BATON ROUGE, La.  — Vice President Joe Biden and U.S. Attorney General Loretta Lynch are scheduled to speak Thursday at a Baton Rouge vigil honoring the three law enforcement officers who were killed by a lone gunman during a shootout outside a convenience store.

Louisiana Gov. John Bel Edwards and relatives of the slain officers also are expected to speak during the ceremony at Healing Place Church, where a funeral was held last Friday for 41-year-old Baton Rouge police officer Matthew Gerald.

Gerald, 45-year-old sheriff's deputy Brad Garafola and 32-year-old police officer Montrell Jackson were shot and killed July 17 by 29-year-old Gavin Long, an Army veteran from Kansas City, Missouri. Long also wounded three other officers before a SWAT officer gunned him down.

Sheriff's Deputy Nicholas Tullier was critically wounded and has remained in a hospital since the shooting.

Authorities said Long was targeting police when he ambushed the officers in Baton Rouge, where racial tensions had been mounting amid protests over a deadly police shooting. Alton Sterling, a 37-year-old black man, was shot and killed during a struggle with two white police officers July 5.

Jackson, a corporal, was a 10-year veteran of the Baton Rouge Police Department. He was married and had a 4-month-old son. Days before he was shot to death, Jackson posted a message on Facebook about the difficulties of being both a black man and a police officer in the tumultuous aftermath of Sterling's shooting.

"Please don't let hate infect your heart.

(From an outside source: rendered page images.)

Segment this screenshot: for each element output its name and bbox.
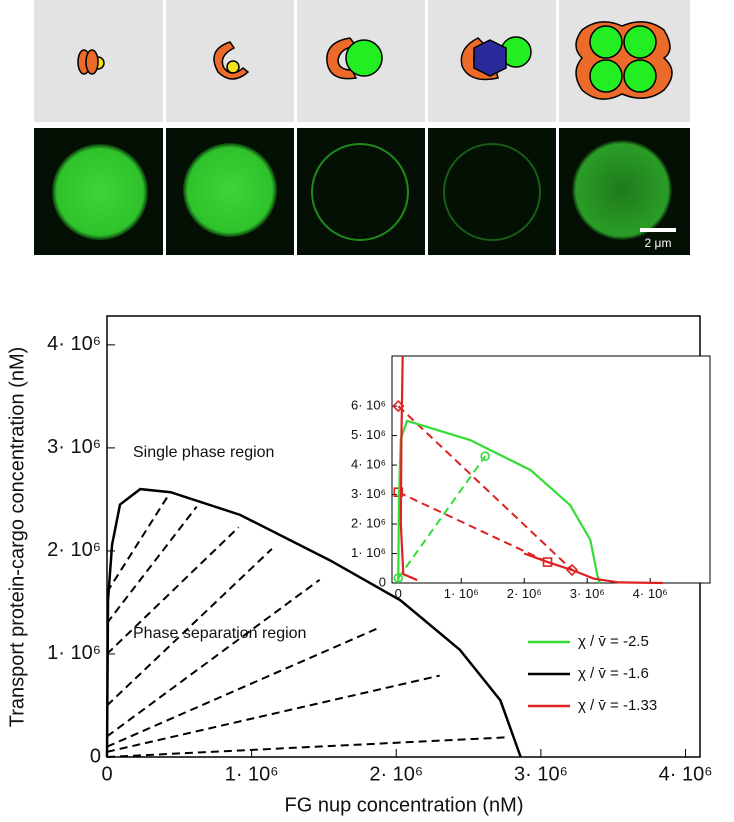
annotation: Phase separation region bbox=[133, 625, 306, 642]
y-tick-label: 0 bbox=[90, 745, 101, 767]
y-tick-label: 0 bbox=[379, 574, 386, 589]
y-tick-label: 3· 10⁶ bbox=[47, 436, 101, 458]
annotation: Single phase region bbox=[133, 444, 274, 461]
x-axis-label: FG nup concentration (nM) bbox=[285, 794, 524, 816]
x-tick-label: 4· 10⁶ bbox=[633, 586, 668, 601]
x-tick-label: 2· 10⁶ bbox=[507, 586, 542, 601]
tie-line bbox=[106, 526, 240, 655]
y-tick-label: 4· 10⁶ bbox=[351, 457, 386, 472]
legend-label: χ / v̄ = -2.5 bbox=[578, 633, 649, 650]
x-tick-label: 3· 10⁶ bbox=[514, 763, 568, 785]
x-tick-label: 3· 10⁶ bbox=[570, 586, 605, 601]
tie-line bbox=[397, 405, 573, 571]
tie-line bbox=[106, 736, 505, 758]
vesicle bbox=[443, 143, 541, 241]
x-tick-label: 1· 10⁶ bbox=[444, 586, 479, 601]
y-tick-label: 3· 10⁶ bbox=[351, 486, 386, 501]
marker bbox=[542, 557, 553, 567]
micrograph bbox=[297, 128, 425, 255]
vesicle bbox=[311, 143, 409, 241]
series-line bbox=[105, 487, 522, 758]
x-tick-label: 4· 10⁶ bbox=[659, 763, 713, 785]
cartoon-row bbox=[34, 0, 690, 122]
y-tick-label: 5· 10⁶ bbox=[351, 427, 386, 442]
y-axis-label: Transport protein-cargo concentration (n… bbox=[6, 347, 28, 728]
y-tick-label: 6· 10⁶ bbox=[351, 398, 386, 413]
y-tick-label: 4· 10⁶ bbox=[47, 333, 101, 355]
tie-line bbox=[106, 626, 381, 748]
vesicle bbox=[52, 144, 148, 240]
legend-label: χ / v̄ = -1.33 bbox=[578, 697, 657, 714]
legend-label: χ / v̄ = -1.6 bbox=[578, 665, 649, 682]
y-tick-label: 1· 10⁶ bbox=[47, 642, 101, 664]
micrograph bbox=[428, 128, 556, 255]
tie-line bbox=[397, 491, 548, 563]
micrograph-row: 2 μm bbox=[34, 128, 690, 255]
vesicle bbox=[183, 143, 277, 237]
tie-line bbox=[106, 548, 273, 707]
x-tick-label: 0 bbox=[395, 586, 402, 601]
tie-line bbox=[106, 578, 321, 738]
scale-bar-label: 2 μm bbox=[645, 236, 672, 250]
tie-line bbox=[106, 506, 198, 624]
vesicle bbox=[572, 140, 672, 240]
y-tick-label: 2· 10⁶ bbox=[351, 515, 386, 530]
y-tick-label: 1· 10⁶ bbox=[351, 545, 386, 560]
tie-line bbox=[106, 674, 440, 753]
inset-frame bbox=[391, 355, 711, 584]
series-line bbox=[397, 419, 601, 584]
series-line bbox=[399, 355, 663, 585]
y-tick-label: 2· 10⁶ bbox=[47, 539, 101, 561]
x-tick-label: 2· 10⁶ bbox=[369, 763, 423, 785]
marker bbox=[480, 451, 490, 462]
tie-line bbox=[106, 495, 169, 593]
x-tick-label: 0 bbox=[101, 763, 112, 785]
tie-line bbox=[397, 455, 487, 579]
cartoon bbox=[77, 21, 673, 100]
x-tick-label: 1· 10⁶ bbox=[225, 763, 279, 785]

This city MUST and WILL get better," wrote Jackson, whose funeral was Monday.

Garafola, whose funeral was Saturday, is survived by a wife and four children: sons ages 21 and 12, and daughters ages 15 and 7.

Sheriff Sid Gautreaux said Garafola "went down fighting," with surveillance video showing him firing at the gunman as bullets hit the concrete around him.

Gerald was a former Marine and Army veteran who served three tours in Iraq before joining the police force nine months ago. His wife, Dechia Gerald — now a widow with two young daughters — called him "my blue-eyed rock" in a written tribute. She expressed hope that his legacy will "bridge the gap and foster peace in the country he lived, loved and died for."